By 1908, much of the vigor and determination that went into the organization of the Association gradually died out due to a combination of internal and external complications. Most notably, the unfavorable land tenure system, the indolent and indifferent farmer, financial inability, and trust opposition all succeeded in the delay of progressive action. One of the most discouraging obstacles that the Association faced was the independent farmer who asserted his independence by refusing to join the association. These nonmembers, or "hillbillies," believed a better price could be obtained by refusing to join the association, and, in many instances, actually succeeded in obtaining significantly higher prices from the ATC representatives due to the shortage of tobacco. One representative of the American Tobacco Company remarked: "What is the use of going into the association? We will give you as good and better prices than they can get for you and there will be no commissions or expenses. Sell to us direct, here is the cash for you now!" Consequently, this refusal of cooperation would ultimately result in the deterioration of the public's opinion of the Planters’ Protective Association.
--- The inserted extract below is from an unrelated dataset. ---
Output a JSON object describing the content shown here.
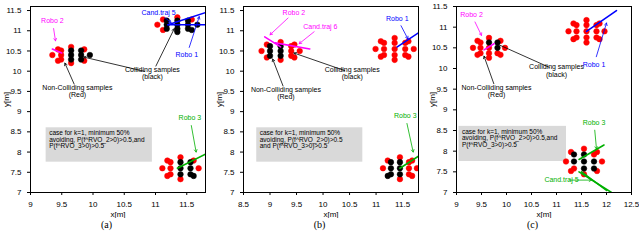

== Black Patch War, 1906–1908 ==

Convinced of the futility of the Planters’ Protective Association's peaceful attempts at cooperation, the suggestion of violent action commenced to take hold in the minds of many of the more desperate, downtrodden farmers. "There existed, therefore, a deep-seated sense of grievance and injury," commented the progressive publication World's Work. "The farmers led to regard themselves as victims of organized and legalized plunder grew reckless in speech and bitter in spirit. Protests were futile, the courts no longer offered hope of redress. Organized opposition was the last resource." Consequently, angered by the rogue farmers that refused to cooperate with the Association, masked bands of night-riders – known as the "Silent Brigade" – "proceeded to organize secret bands, first to threaten him [the nonmember], next to destroy his property, finally to whip him, and if need were, to kill him." In what would later be called the Black Patch War, between 1906 and 1908, night-riding and vigilantism became a stark reality in the Black Patch badlands of Kentucky and Tennessee.